To explore, understand and communicate what the Anthropocene is, and what it means for the Earth System and for human endeavors. 

What is the Anthropocene?

Thousands of scholarly articles and millions of mentions on the internet reflect a wide variety of ideas about what the Anthropocene actually is and means. A scientific reality is that hundreds of signals preserved in geological deposits, myriad data from other scientific fields, and societal norms indicate that since the middle of the 20th century, human impacts have been causing an abrupt, rapid transformation of the Earth System, measurably different from those earlier in human history.  It is this last seven decades or so that justifiably can be recognized as the Anthropocene epoch.

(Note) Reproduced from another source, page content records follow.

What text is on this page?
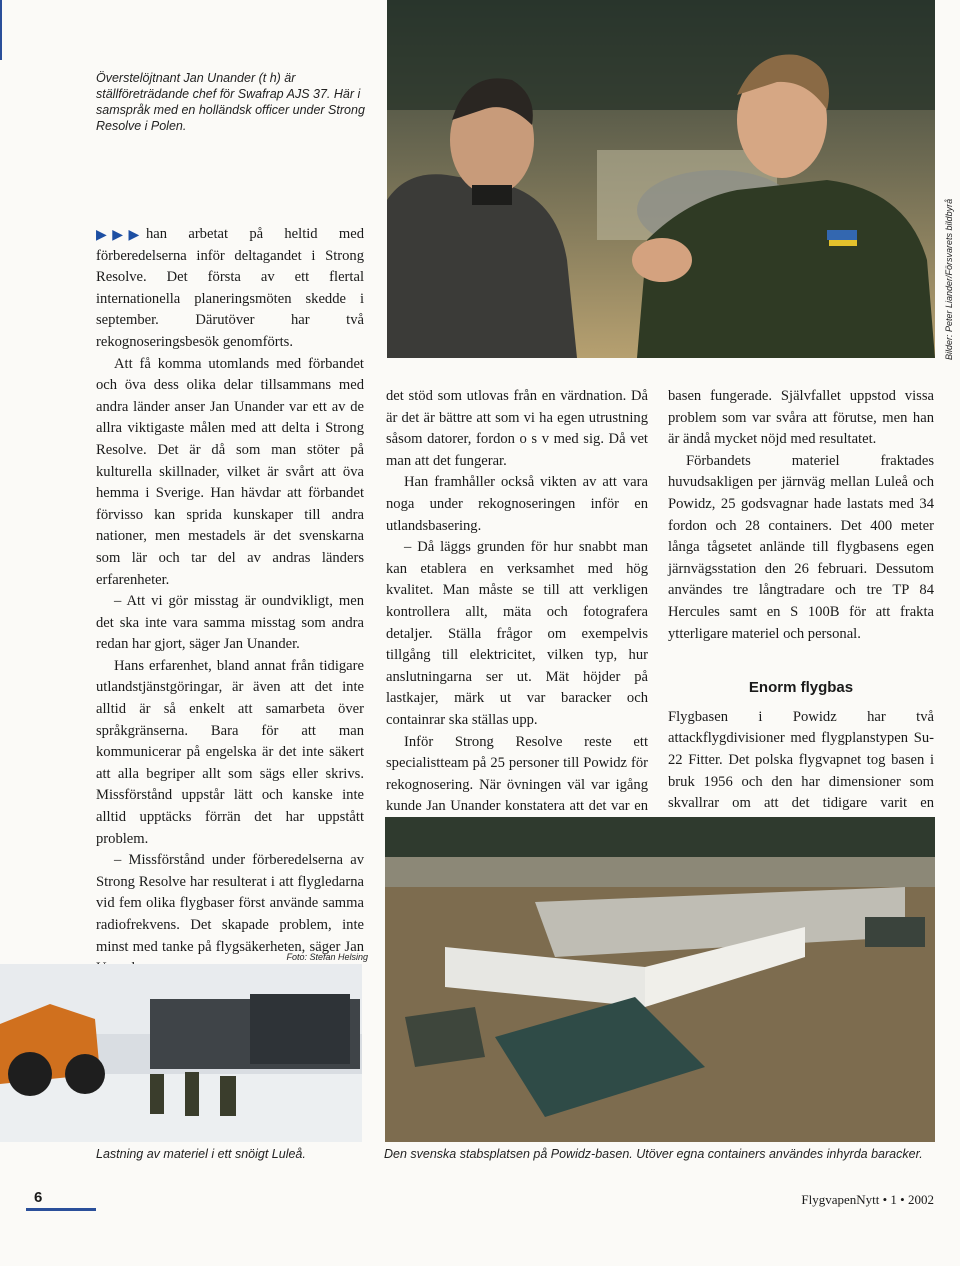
Överstelöjtnant Jan Unander (t h) är ställföreträdande chef för Swafrap AJS 37. Här i samspråk med en holländsk officer under Strong Resolve i Polen.
Bilder: Peter Liander/Försvarets bildbyrå
▶ ▶ ▶ han arbetat på heltid med förberedelserna inför deltagandet i Strong Resolve. Det första av ett flertal internationella planeringsmöten skedde i september. Därutöver har två rekognoseringsbesök genomförts.

Att få komma utomlands med förbandet och öva dess olika delar tillsammans med andra länder anser Jan Unander var ett av de allra viktigaste målen med att delta i Strong Resolve. Det är då som man stöter på kulturella skillnader, vilket är svårt att öva hemma i Sverige. Han hävdar att förbandet förvisso kan sprida kunskaper till andra nationer, men mestadels är det svenskarna som lär och tar del av andras länders erfarenheter.

– Att vi gör misstag är oundvikligt, men det ska inte vara samma misstag som andra redan har gjort, säger Jan Unander.

Hans erfarenhet, bland annat från tidigare utlandstjänstgöringar, är även att det inte alltid är så enkelt att samarbeta över språkgränserna. Bara för att man kommunicerar på engelska är det inte säkert att alla begriper allt som sägs eller skrivs. Missförstånd uppstår lätt och kanske inte alltid upptäcks förrän det har uppstått problem.

– Missförstånd under förberedelserna av Strong Resolve har resulterat i att flygledarna vid fem olika flygbaser först använde samma radiofrekvens. Det skapade problem, inte minst med tanke på flygsäkerheten, säger Jan

det stöd som utlovas från en värdnation. Då är det är bättre att som vi ha egen utrustning såsom datorer, fordon o s v med sig. Då vet man att det fungerar.

Han framhåller också vikten av att vara noga under rekognoseringen inför en utlandsbasering.

– Då läggs grunden för hur snabbt man kan etablera en verksamhet med hög kvalitet. Man måste se till att verkligen kontrollera allt, mäta och fotografera detaljer. Ställa frågor om exempelvis tillgång till elektricitet, vilken typ, hur anslutningarna ser ut. Mät höjder på lastkajer, märk ut var baracker och containrar ska ställas upp.

Inför Strong Resolve reste ett specialistteam på 25 personer till Powidz för rekognosering. När övningen väl var igång kunde Jan Unander konstatera att det var en

basen fungerade. Självfallet uppstod vissa problem som var svåra att förutse, men han är ändå mycket nöjd med resultatet.

Förbandets materiel fraktades huvudsakligen per järnväg mellan Luleå och Powidz, 25 godsvagnar hade lastats med 34 fordon och 28 containers. Det 400 meter långa tågsetet anlände till flygbasens egen järnvägsstation den 26 februari. Dessutom användes tre långtradare och tre TP 84 Hercules samt en S 100B för att frakta ytterligare materiel och personal.

Enorm flygbas

Flygbasen i Powidz har två attackflygdivisioner med flygplanstypen Su-22 Fitter. Det polska flygvapnet tog basen i bruk 1956 och den har dimensioner som skvallrar om att det tidigare varit en

Foto: Stefan Helsing
Lastning av materiel i ett snöigt Luleå.	Den svenska stabsplatsen på Powidz-basen. Utöver egna containers användes inhyrda baracker.
6	FlygvapenNytt • 1 • 2002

Other usages regard the Anthropocene as the long, several-tens-of-millennia arc of human impacts, that some term an ‘Anthropocene event’, rather than recognizing a much shorter, more obvious and intense, and globally simultaneous Anthropocene epoch. The two concepts are clearly separate. The Anthropogenic Modification Episode also references the long history of transformative anthropogenic alteration of the planet. This term then avoids the inevitable confusion of using the same term ‘Anthropocene’ to refer both to the scientifically-determined epoch of the last seven decades, and the more diffuse imprint extending back over perhaps fifty thousand years. The AnthropogenicModification Episode includes not only the Anthropocene epoch itself, nested at the end, but also the many ‘events’ in human history that maybe seen as precursors to it.

Status of formalizing the Anthropocene epoch

A proposal was submitted to the International Commission on Stratigraphy’s Subcommission on Quaternary Stratigraphy (SQS) in October 2023. The proposal was rejected under questionable circumstances, not on scientific grounds, but because some voters felt seven decades was too short to recognize a new geological epoch.  Notwithstanding this, the scientific reality of an Anthropocene epoch beginning ca. 1952, representing an Earth System that has departed from the conditions that characterised the Holocene Epoch, is unequivocal based on geological, biological, Earth System, and societal evidence, whether or not it is made a formal part of the Geological Time Scale.

What now for the Anthropocene Working Group?

Set up in 2009 as a working group of the SQS, the AWG continues as a now independent body to work to develop, discuss, and communicate the Anthropocene epoch concept. Its original task, of working towards consideration of the Anthropocene as a Geological Time Scale unit continues, with its detailed proposal yet to receive open scrutiny and considered assessment. In the interim, its workincludes: working towards a broad, worldwide consensus on the identity and meaning of the Anthropocene across a range of disciplines; continuing to identify, characterize and analyse Anthropocene phenomena and territories in a wide range of settings; exploring the key driving forces that led to, and continue to drive, the trajectory of the Anthropocene within Earth and human history; and encouraging communication around the Anthropocene, not least as regards living with its new realities. We encourage members to introduce and develop appropriate initiatives.